A few days later my boss returned to my very relevant cubicle, and to my relief he told me that I could have a new title, as long as the last word was still “specialist.” That was the key word that determined my pay and cubicle accoutrements. Or maybe it was the other way around. Correlation doesn’t indicate causality, after all. But let it be known that at that time, I was and will continue to be a specialist in something.

I rewarded his faith in me by changing from “design specialist” to “marketing specialist.”

Marketing. See? Nothing to be afraid of.

The new title, the new business cards, the new Velcro name plate outside my unchanged cubicle. So much was new about my corporate identity when I changed… evolved, you might say… from Design Specialist to Marketing Specialist.

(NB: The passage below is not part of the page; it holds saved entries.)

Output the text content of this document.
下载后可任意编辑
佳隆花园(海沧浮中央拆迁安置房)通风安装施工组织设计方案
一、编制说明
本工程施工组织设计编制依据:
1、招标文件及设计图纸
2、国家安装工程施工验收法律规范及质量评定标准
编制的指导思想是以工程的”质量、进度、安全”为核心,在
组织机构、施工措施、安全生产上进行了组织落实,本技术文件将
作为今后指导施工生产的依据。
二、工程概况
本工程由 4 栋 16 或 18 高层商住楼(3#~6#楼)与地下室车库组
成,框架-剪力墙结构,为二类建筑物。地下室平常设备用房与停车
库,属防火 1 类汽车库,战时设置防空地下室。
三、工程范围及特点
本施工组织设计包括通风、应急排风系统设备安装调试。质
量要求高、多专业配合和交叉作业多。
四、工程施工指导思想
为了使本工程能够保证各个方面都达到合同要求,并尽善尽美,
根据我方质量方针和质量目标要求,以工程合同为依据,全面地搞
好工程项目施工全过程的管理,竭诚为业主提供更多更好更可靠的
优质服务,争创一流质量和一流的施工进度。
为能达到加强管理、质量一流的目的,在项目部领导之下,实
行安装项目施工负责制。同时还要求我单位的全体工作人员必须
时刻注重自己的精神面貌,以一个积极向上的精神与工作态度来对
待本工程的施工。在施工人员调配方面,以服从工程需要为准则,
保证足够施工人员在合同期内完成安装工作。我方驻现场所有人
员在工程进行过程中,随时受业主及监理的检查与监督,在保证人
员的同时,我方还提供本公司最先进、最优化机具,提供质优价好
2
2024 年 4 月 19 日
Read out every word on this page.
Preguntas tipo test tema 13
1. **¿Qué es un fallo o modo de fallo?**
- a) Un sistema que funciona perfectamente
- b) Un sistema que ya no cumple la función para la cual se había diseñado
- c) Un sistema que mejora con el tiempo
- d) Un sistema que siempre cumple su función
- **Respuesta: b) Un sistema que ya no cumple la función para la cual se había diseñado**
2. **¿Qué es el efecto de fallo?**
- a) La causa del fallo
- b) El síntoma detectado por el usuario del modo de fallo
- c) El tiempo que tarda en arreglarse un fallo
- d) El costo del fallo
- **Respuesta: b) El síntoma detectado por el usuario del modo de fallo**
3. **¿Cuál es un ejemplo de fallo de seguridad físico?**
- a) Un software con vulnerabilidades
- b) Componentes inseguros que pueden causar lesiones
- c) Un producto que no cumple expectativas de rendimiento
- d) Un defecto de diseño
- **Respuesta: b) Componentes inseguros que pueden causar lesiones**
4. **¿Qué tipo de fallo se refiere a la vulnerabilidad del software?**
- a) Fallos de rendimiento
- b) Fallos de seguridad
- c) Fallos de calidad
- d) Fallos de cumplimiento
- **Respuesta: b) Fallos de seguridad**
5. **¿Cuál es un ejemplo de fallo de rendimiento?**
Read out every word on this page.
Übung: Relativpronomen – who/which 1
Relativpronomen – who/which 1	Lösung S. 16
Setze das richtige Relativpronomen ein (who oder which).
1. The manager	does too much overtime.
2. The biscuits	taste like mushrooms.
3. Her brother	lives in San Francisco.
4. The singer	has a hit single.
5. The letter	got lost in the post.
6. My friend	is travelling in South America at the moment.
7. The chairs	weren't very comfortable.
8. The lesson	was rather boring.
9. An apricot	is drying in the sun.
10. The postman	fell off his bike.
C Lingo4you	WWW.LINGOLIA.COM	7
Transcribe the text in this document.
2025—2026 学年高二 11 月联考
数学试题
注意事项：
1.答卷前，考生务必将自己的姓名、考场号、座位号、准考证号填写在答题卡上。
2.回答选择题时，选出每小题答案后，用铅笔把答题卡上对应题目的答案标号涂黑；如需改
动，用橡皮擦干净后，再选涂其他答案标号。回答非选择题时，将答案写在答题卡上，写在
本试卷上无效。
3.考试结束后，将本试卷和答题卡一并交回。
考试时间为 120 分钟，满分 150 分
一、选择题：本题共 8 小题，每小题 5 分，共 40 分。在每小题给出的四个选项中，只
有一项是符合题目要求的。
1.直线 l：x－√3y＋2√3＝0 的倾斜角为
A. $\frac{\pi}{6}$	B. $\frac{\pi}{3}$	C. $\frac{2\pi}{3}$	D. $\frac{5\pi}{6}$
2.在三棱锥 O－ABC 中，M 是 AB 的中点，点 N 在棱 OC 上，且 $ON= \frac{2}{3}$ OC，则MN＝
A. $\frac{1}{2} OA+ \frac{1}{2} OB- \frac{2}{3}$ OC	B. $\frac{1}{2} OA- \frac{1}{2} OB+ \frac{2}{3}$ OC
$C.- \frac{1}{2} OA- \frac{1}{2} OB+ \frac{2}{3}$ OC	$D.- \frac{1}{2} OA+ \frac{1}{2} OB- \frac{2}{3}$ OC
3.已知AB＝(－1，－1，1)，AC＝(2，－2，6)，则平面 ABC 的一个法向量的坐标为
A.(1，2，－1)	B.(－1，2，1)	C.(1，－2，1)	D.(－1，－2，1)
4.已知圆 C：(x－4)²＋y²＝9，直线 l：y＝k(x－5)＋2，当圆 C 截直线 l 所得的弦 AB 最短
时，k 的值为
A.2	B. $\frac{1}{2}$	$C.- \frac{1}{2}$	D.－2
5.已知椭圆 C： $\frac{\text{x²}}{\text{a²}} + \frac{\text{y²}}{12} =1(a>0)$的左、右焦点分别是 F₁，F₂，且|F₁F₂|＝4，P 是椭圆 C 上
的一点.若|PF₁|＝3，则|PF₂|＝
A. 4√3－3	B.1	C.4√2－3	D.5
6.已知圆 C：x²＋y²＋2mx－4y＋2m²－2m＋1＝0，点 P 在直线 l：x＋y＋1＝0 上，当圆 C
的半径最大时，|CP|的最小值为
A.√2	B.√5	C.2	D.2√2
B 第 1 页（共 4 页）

Everything except the job, that is. Yet now, I didn’t have to explain myself as frequently to my coworkers, allowing us to breathe easy and get busy with whatever it was that we were supposed to be doing.

A few closing thoughts:

  • When contemplating your job title, you might not have much say in what they call you.
  • It might be a function of an HR matrix that determines the pay rate and cubic volume of your workspace.
  • Like your job description, it doesn’t define you or place a ceiling on what you can contribute, to your employer and to your personal brand.
  • There is a book-by-its-cover element to your title, both inside your organization and on your resume; before long it will be your achievements that matter more.